ん?なんだこの音は...もうモンスターが湧いたのか?辺りを見渡しても広大な草原があるだけ。気のせいか...。
「今だ!」
「「「はい!」」」
「...ッ?!」
「「「死にやがれー!!」」」
カナタには何も見えないが、少しの痛覚から襲われていることが分かった。
「誰だ、お前ら...」
「随分と余裕だな。カナタ...」
女性プレイヤーか...。よし、とりあえずあれ使うか...
「プロビデンス・アイ!」
プロビデンス・アイとは隠れているアイテムやプレイヤーを一定時間見ることができるスキルである。やっぱり、4、5人ほどのプレイヤーが見えてきた。

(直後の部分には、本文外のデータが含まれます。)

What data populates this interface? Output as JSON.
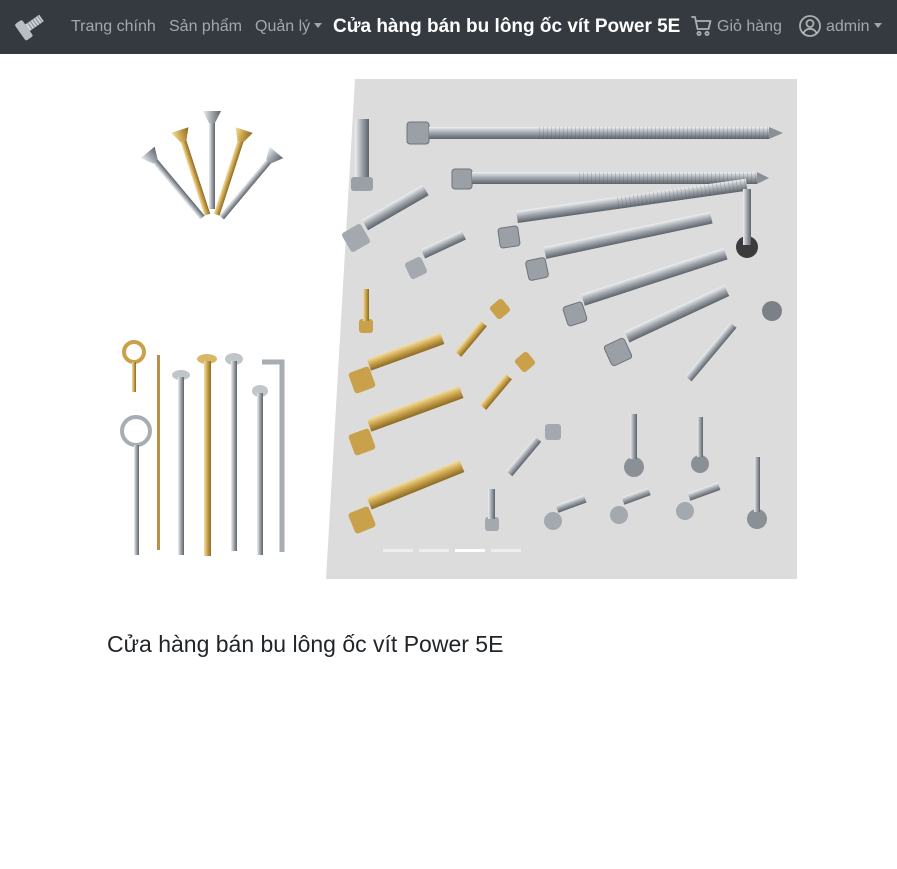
{
  "navbar": {
    "logo_icon": "screw-logo-icon",
    "links": {
      "home": "Trang chính",
      "products": "Sản phẩm",
      "manage": "Quản lý"
    },
    "brand": "Cửa hàng bán bu lông ốc vít Power 5E",
    "cart": {
      "icon": "cart-icon",
      "label": "Giỏ hàng"
    },
    "user": {
      "icon": "user-circle-icon",
      "label": "admin"
    },
    "colors": {
      "background": "#343a40",
      "link": "rgba(255,255,255,0.55)",
      "brand": "#ffffff"
    }
  },
  "carousel": {
    "slide_count": 4,
    "active_index": 2,
    "image_alt": "screws and bolts"
  },
  "main": {
    "title": "Cửa hàng bán bu lông ốc vít Power 5E"
  }
}
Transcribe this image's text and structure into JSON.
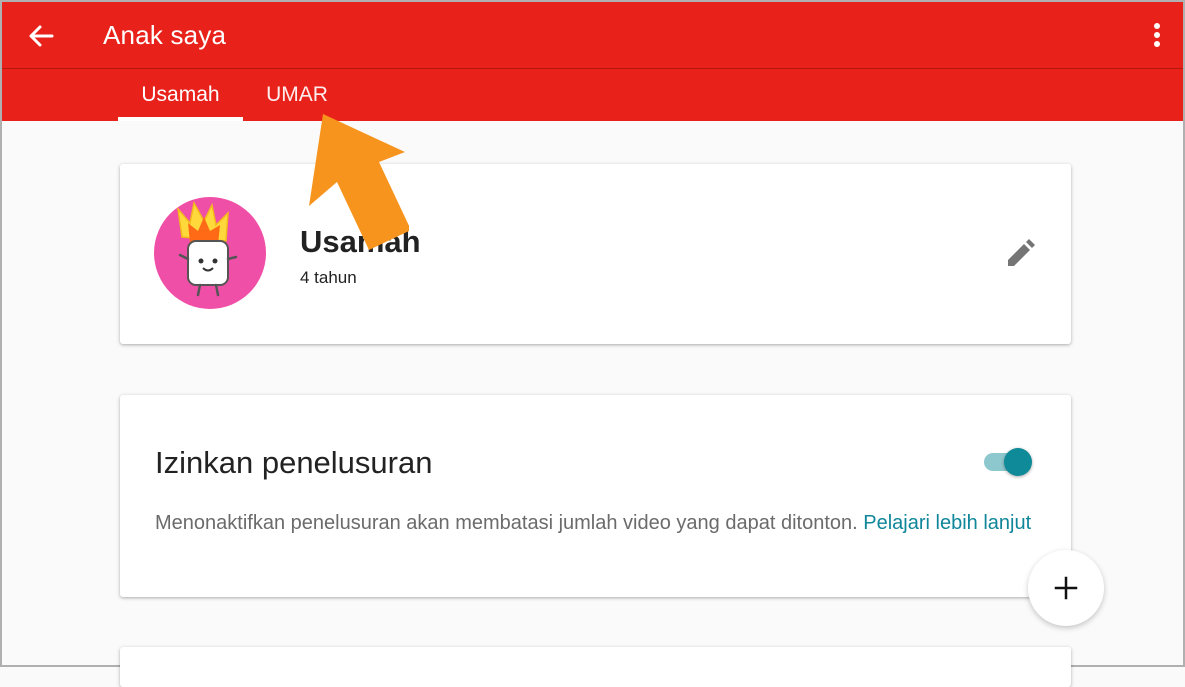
{
  "appbar": {
    "title": "Anak saya",
    "back_icon": "arrow-back-icon",
    "menu_icon": "more-vert-icon",
    "color": "#e8221a"
  },
  "tabs": [
    {
      "label": "Usamah",
      "selected": true
    },
    {
      "label": "UMAR",
      "selected": false
    }
  ],
  "profile": {
    "name": "Usamah",
    "age": "4 tahun",
    "avatar_icon": "flaming-marshmallow-avatar-icon",
    "avatar_color": "#f04fa8",
    "edit_icon": "pencil-icon"
  },
  "search_setting": {
    "title": "Izinkan penelusuran",
    "description": "Menonaktifkan penelusuran akan membatasi jumlah video yang dapat ditonton.",
    "link_label": "Pelajari lebih lanjut",
    "enabled": true,
    "accent": "#0f8a98"
  },
  "fab": {
    "icon": "plus-icon"
  },
  "annotation": {
    "icon": "orange-pointer-arrow-icon",
    "color": "#f7941d"
  }
}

「おいお前ら、俺を倒そうとしているのなら無駄だぞ。」
「何言ってんだ...よ...って全然HP減ってねぇじゃないか!...」
「そうだな、で...お前ら誰だ?」
「わ、私はツバキ。こいつら盗賊ギルド【グレード・チーフ】隊を率いるものだ。貴様こそ何者なんだよ。 」
盗賊ギルドか...やっぱりMMOやってるとこういうギルドも生まれるのか。
「あぁ、俺か...。俺の名はカナタ、最前線で攻略している中の1人だ。ちなみに今のレベルは460だ。」
「なっ?!」
「で、ツバキさん達は他のプレイヤーにもこんなことやってんのか?」
「あぁ、そうだよ。悪いかよ。ここではPKを行ったってペナルティなどないし、犯罪を行ったところでお前らには関係ないはずだ。」
確かに関係ない...いや、あるな。WGOに入ったばかりの頃、俺は風井さん、つまりGMに会い、色々な話しをした。その時、風井さんはプレイヤー同士の戦闘はなるべく避けたいと言っていた。だが、NASAとの協力によってこのWGOが成り立っている。NASAは政府直属の宇宙研究機関でもあるため、政府の指示なしでは何も出来ない。また、地球とこのWGOの通信手段は無いと言っていいだろう。だからプレイヤー側の俺が風井さんの思いを否定するわけにはいかないだろう。